I plan to rewrite an application to make use of Cuda cores on a Jetson Nano. I previously rewrote much of it with a pipelining design (mostly turning per-element references into equivalent matrix operations) to run under OpenCL, but recently discovered that the Nano GPU capabilities can only be accessed via Cuda. Since the use of streams and cores is new to me, I’d like a sanity check on how I could make use of streams. At a top level, I’m counting on parallelism to be applied automatically within matrices when I use the OpenCV matrix and image processing functions, but I’m also interested in parallel execution of different kernels for which I would assign a stream each to complete some pipeline of processing, described at a high level below. I don’t quite follow how cores would be divvied up in such a scenario.
- Stream 0
- Transfer source image
- (pipeline forks to Stream 1 and Stream 2 below)
- Stream 1 (after Stream 0 done)
- Foveal image generation (simply a window from source)
- Foveal optic flow estimation
- Foveal edge detection
- (pipeline forks to Streams 3 … n below)
- Stream 2 ((after Stream 0 done)
- Peripheral vision image generation (simply an image resize to smaller)
- Peripheral vision optic flow estimation
- (no edge detection)
- (pipeline forks to Streams n+1 … m below)
- Stream 3 … n (after Stream 1 done, but all async wrt one another, but reading/writing to some shared data)
- TBD # of foveal color patch discovery and updates
- Return of foveal color patch and edge list
- Stream n+1 … m (after Stream 2 done, all async wrt one another, but reading/writing to some shared data)
- TBD # of peripheral vision color patch discovery and updates
- Return of peripheral vison color patch and edge list
Does this approach make any sense, or am I way off base here on how to use streams? Will each stream get assigned to a separate core? I’m expecting multiple streams to make use of the same set of functions in parallel, but applying them to different parts of a source image. Is that OK? I expected that I’ll probably assign more than 128 streams for the latter two stream sets described above, which exceeds the Nano’s capability, but probably not by much.

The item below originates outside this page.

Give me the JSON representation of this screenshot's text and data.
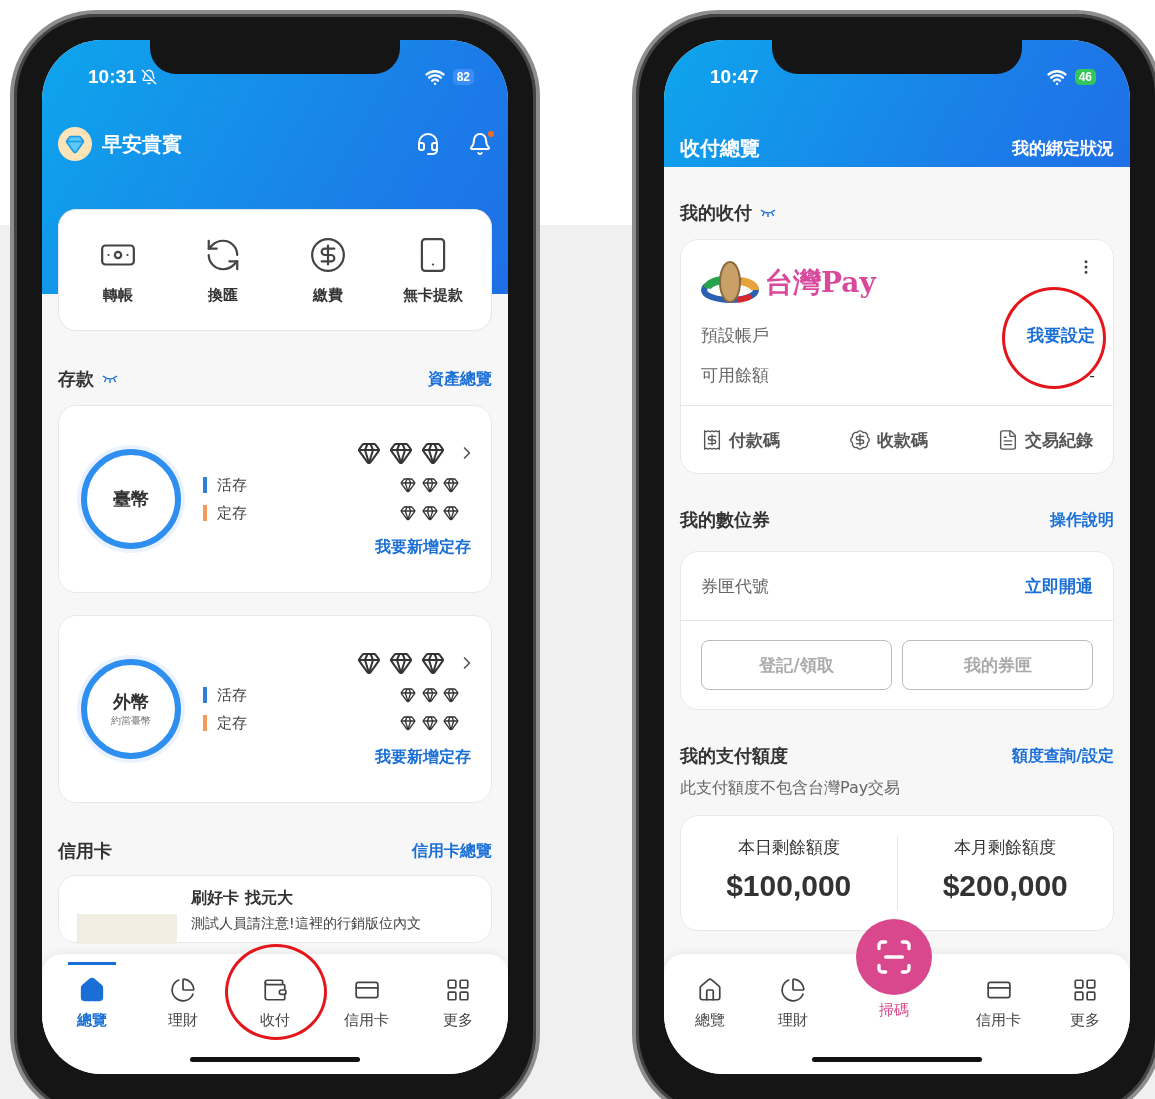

Hi, i would say you are off base possibley because you may be trying to apply OpenCL concepts to CUDA but as I am not familiar with OpenCL I can’t be sure. A CUDA stream is simply a que of work for execution on the GPU. In “general” with OpenCV you would execute kernels on the GPU which work on entire images and you “would/could” use multiple streams to que work for several images at once where the GPU would decide which kernel to apply to which image in an optimum way.
e.g. You may have 2 CPU threads each perfoming a simple resize on the GPU on there own set of images as below
Ignoring the fact that you would never do this (perform and upload/download for a simple resize) due to the memory overhead you could perform this without the stream argument. In that case the GPU would only be able to process either an upload/download/resize on one image from one thread at one time. If however you use streams the GPU may for example be able to schedule an upload/download on an image in CPU thread 1 which overlaps with an upload/download/resize operation on an image in CPU thread 2.
Another good reason for using streams in OpenCV is to prevent automatic device synchronization after every kernel memory operation you execute, which is the default behaviour when no stream argument is given or the default stream is used.
Each stream will be executed on as many cores as is necessary, most likely the whole device.
Multiple streams will allow the device to schedule the work on the GPU in an optimum way where you can to some extent overlap kernels with each other (if they are small enough) and with memory operations (also memory operations with other memory operations if you have sufficient copy engines). Therefore you could process different parts of the image in seperate streams but you may not want to unless the work is completely seperate.
Additionally you can leverage multiple streams to overlap memory operations and kernels in the same CPU thread. It may help to read through an example I wrote a few years ago to get an idea of how this can work
I hope this helps, if not please let me know.